Eamonn Fingleton is an Irish-born financial journalist who has held senior positions in Dublin, London, New York, and Tokyo.

He is best known for his 1995 book Blindside, which showed that in persisting with free trade, the United States was courting economic disaster. The book’s analysis is now considered prescient.

The book moreover resolved many of the mysteries of East Asian economics. In particular it answered a key question: why have East Asian nations done so well? After all, for generations they have been steadily increasing their global market share yet they have pursued policies that seem to flout all capitalist ideas of good economics. Examples of such policies include lifetime employment, cartels, trade barriers, and ubiquitous regulation. Even Japan, all through its so-called lost decade of the 1990s, continued to increase its global market share at a remarkable pace.

A key to Fingleton’s analysis is that policymakers have greatly underestimated the importance of advanced manufacturing. Such manufacturing is typically both highly capital-intensive and highly knowhow-intensive. The United States dominated such manufacturing until as recently as the 1970s but thereafter Japan, and, to a lesser extent, Korea, Taiwan and Germany, have taken over. Advanced manufacturing is easy to overlook because it is largely invisible to consumers. Seemingly almost everything these days is made in China. What consumers miss is that Chinese manufacturers depend on more advanced foreign manufacturers for most such goods. Known as intermediate goods, such goods include highly purified materials, super-miniaturized components, and ever more precise production machinery. Typically the supply of such goods these days is dominated by Japan and Germany.

As Blindside documented, free trade has become more and more counterproductive. The United States and the United Kingdom have suffered particularly from their faith in free trade. (The story is more complicated in the case of smaller nations.) As Fingleton pointed out, a key problem with the standard theoretical case for free trade is that it ignores depreciation. This may seem like an arcane point and it goes almost entirely unnoticed in mainstream economic discussions. Yet depreciation rates have soared in the last two centuries. The net effect has been greatly to increase the rewards to nations that cheat on promises to open up to free trade.

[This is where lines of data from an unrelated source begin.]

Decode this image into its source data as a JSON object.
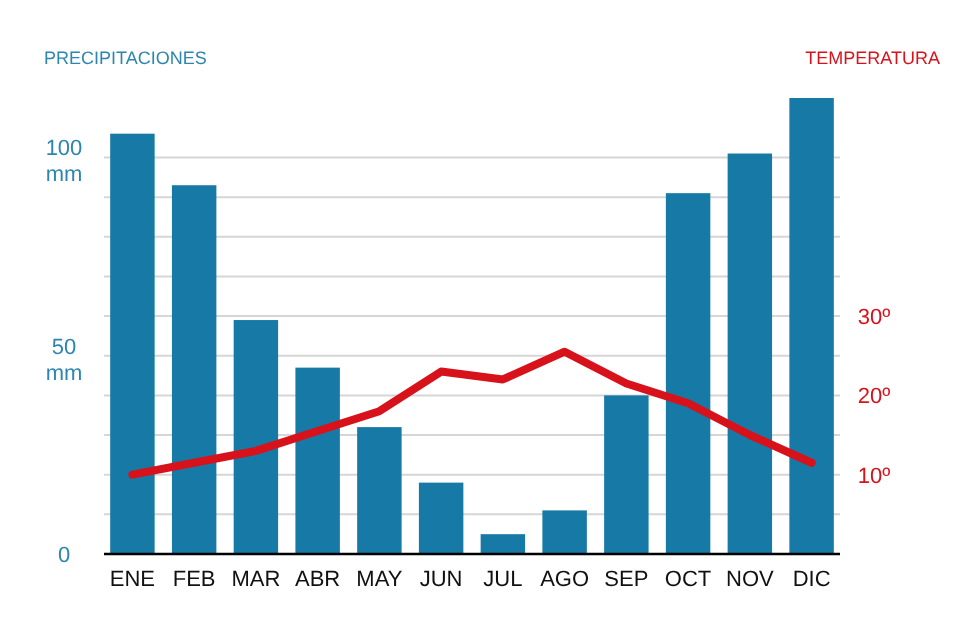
{
  "chart_data": {
    "type": "bar",
    "ylabel": "PRECIPITACIONES",
    "y2label": "TEMPERATURA",
    "categories": [
      "ENE",
      "FEB",
      "MAR",
      "ABR",
      "MAY",
      "JUN",
      "JUL",
      "AGO",
      "SEP",
      "OCT",
      "NOV",
      "DIC"
    ],
    "series": [
      {
        "color": "#1679a6",
        "values": [
          106,
          93,
          59,
          47,
          32,
          18,
          5,
          11,
          40,
          91,
          101,
          115
        ]
      },
      {
        "type": "line",
        "axis": "y2",
        "color": "#d8121b",
        "values": [
          10,
          11.5,
          13,
          15.5,
          18,
          23,
          22,
          25.5,
          21.5,
          19,
          15,
          11.5
        ]
      }
    ],
    "yticks": [
      0,
      {
        "value": 10,
        "label": null
      },
      {
        "value": 20,
        "label": null
      },
      {
        "value": 30,
        "label": null
      },
      {
        "value": 40,
        "label": null
      },
      {
        "value": 50,
        "label": "50 mm"
      },
      {
        "value": 60,
        "label": null
      },
      {
        "value": 70,
        "label": null
      },
      {
        "value": 80,
        "label": null
      },
      {
        "value": 90,
        "label": null
      },
      {
        "value": 100,
        "label": "100 mm"
      }
    ],
    "ylim": [
      0,
      115
    ],
    "y2lim": [
      0,
      30
    ],
    "y2ticks": [
      {
        "value": 10,
        "label": "10º"
      },
      {
        "value": 20,
        "label": "20º"
      },
      {
        "value": 30,
        "label": "30º"
      }
    ],
    "grid": "y"
  }
}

Born in 1948, Fingleton studied economics, mathematics, and English at Trinity College Dublin. On graduation in 1970, he was hired by the Irish Independent as economics correspondent. He moved to London in 1972, and worked for several major British publications including the Sun, the Financial Times, and Now! magazine.

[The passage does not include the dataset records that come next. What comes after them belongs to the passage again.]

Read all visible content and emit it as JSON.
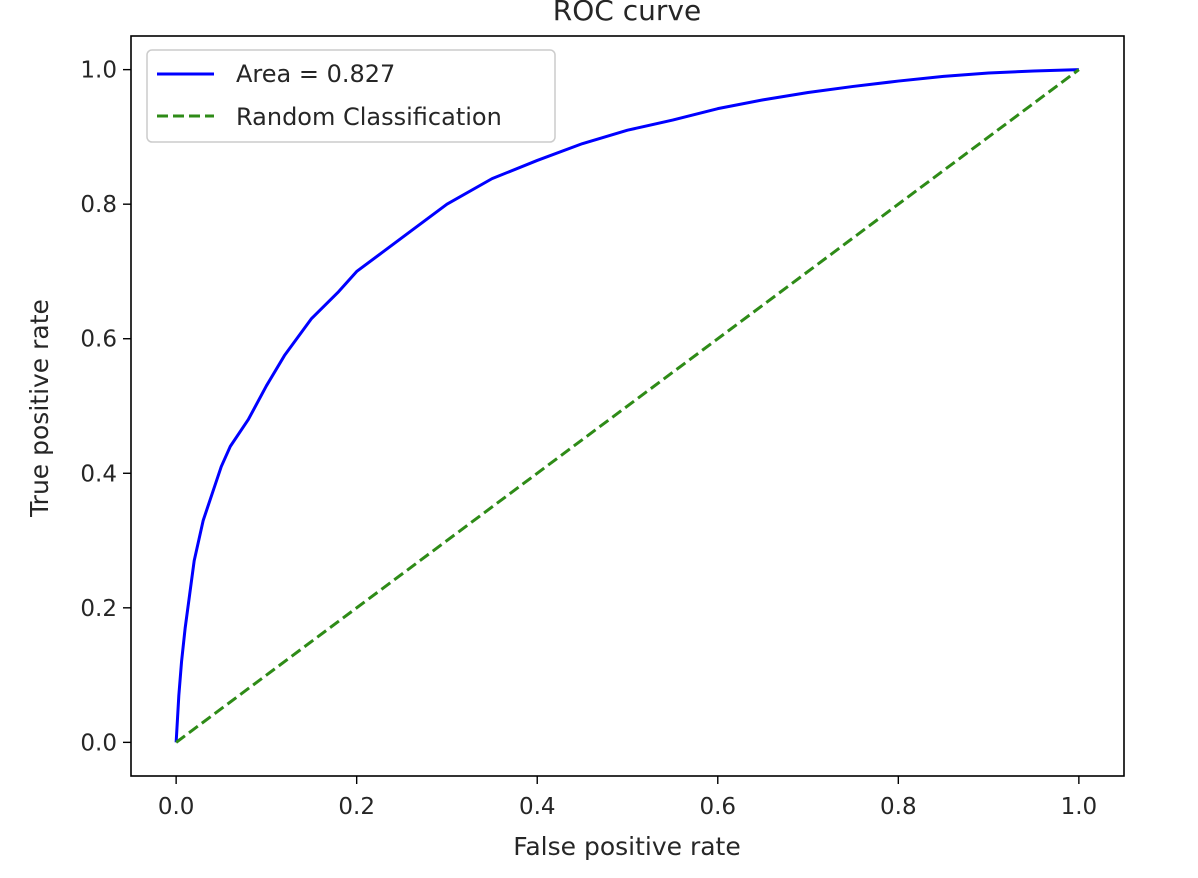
{
  "chart_data": {
    "type": "line",
    "title": "ROC curve",
    "xlabel": "False positive rate",
    "ylabel": "True positive rate",
    "xlim": [
      -0.05,
      1.05
    ],
    "ylim": [
      -0.05,
      1.05
    ],
    "xticks": [
      0.0,
      0.2,
      0.4,
      0.6,
      0.8,
      1.0
    ],
    "yticks": [
      0.0,
      0.2,
      0.4,
      0.6,
      0.8,
      1.0
    ],
    "xtick_labels": [
      "0.0",
      "0.2",
      "0.4",
      "0.6",
      "0.8",
      "1.0"
    ],
    "ytick_labels": [
      "0.0",
      "0.2",
      "0.4",
      "0.6",
      "0.8",
      "1.0"
    ],
    "grid": false,
    "legend_position": "top-left",
    "series": [
      {
        "name": "Area = 0.827",
        "style": "solid",
        "color": "#0000ff",
        "x": [
          0.0,
          0.003,
          0.006,
          0.01,
          0.015,
          0.02,
          0.03,
          0.04,
          0.05,
          0.06,
          0.08,
          0.1,
          0.12,
          0.15,
          0.18,
          0.2,
          0.25,
          0.3,
          0.35,
          0.4,
          0.45,
          0.5,
          0.55,
          0.6,
          0.65,
          0.7,
          0.75,
          0.8,
          0.85,
          0.9,
          0.95,
          1.0
        ],
        "y": [
          0.0,
          0.07,
          0.12,
          0.17,
          0.22,
          0.27,
          0.33,
          0.37,
          0.41,
          0.44,
          0.48,
          0.53,
          0.575,
          0.63,
          0.67,
          0.7,
          0.75,
          0.8,
          0.838,
          0.865,
          0.89,
          0.91,
          0.925,
          0.942,
          0.955,
          0.966,
          0.975,
          0.983,
          0.99,
          0.995,
          0.998,
          1.0
        ]
      },
      {
        "name": "Random Classification",
        "style": "dashed",
        "color": "#2e8b17",
        "x": [
          0.0,
          1.0
        ],
        "y": [
          0.0,
          1.0
        ]
      }
    ]
  }
}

Now! was a short-lived magazine founded by the Anglo-French financier Sir James Goldsmith. His much-trumpeted agenda was to employ exclusively Britain’s best journalists and pay them accordingly .

It didn’t work. On Now!’s demise in 1979, Fingleton moved to New York as an editor for Forbes magazine. His work there won an award from the American accounting profession.

In 1986, he moved to Tokyo as East Asia editor for Euromoney, a London-based investment banking magazine. His brief was to find out how Japan’s famously “enigmatic” economic system really worked. Besides Blindside, his books have included In Praise of Hard Industries: Why Manufacturing, Not the Information Economy, is the Key to Future Prosperity (Boston: Houghton Mifflin, 1999) and In the Jaws of the Dragon: America’s Fate in the Coming Era of Chinese Hegemony (New York: St. Martin’s Press, 2009).

Fingleton’s work has been widely endorsed by such experts as James Fallow, Pat Choate, and the late Harvard professor John Kenneth Galbraith. Galbraith’s endorsement was especially significant as he had long been notorious for never endorsing other people’s work. His exception for Fingleton’s work was all the more significant for the fact that he ranked as probably America’s greatest expert on the Japanese economy. He had in his youth served as the chief economic adviser to General Douglas MacArthur in the latter’s efforts to reform Japan after World War II.

Among other key opinion leaders who endorsed Blindside was Senator Ernest F. Hollings. As chairman of the Senate Commerce Committee, Hollings had long ranked as one of America’s greatest experts on East Asian economics. He sent copies to many friends and allies. One recipient was the then sitting President Bill Clinton, who in a “thank you” note pronounced Blindside “a good book.” The book went on to be named by Business Week magazine one of the ten best books of the year.

Among other key opinion leaders who endorsed Blindside was Senator Ernest F. Hollings. As chairman of the Senate Commerce Committee, Hollings had long ranked as one of America’s greatest experts on East Asian economics. He sent copies of the book to many friends and allies in Washington. One recipient was the then sitting President Bill Clinton, who said in a “thank you” note that it was “a good book.”

Fingleton’s first wife was Mary McCutchan, whom he met in 1968 at Trinity College Dublin. They married in 1970.

Mary and their children Tara and Andrew died in a car accident in London in 1974. He married his second wife, Yasuko Amako, in 1987. Fingleton and Amako parted in 2012 when he decided to leave Japan.

These days he divides his time between Dublin and Donegal. His constant companion is a saluki called Cassandra.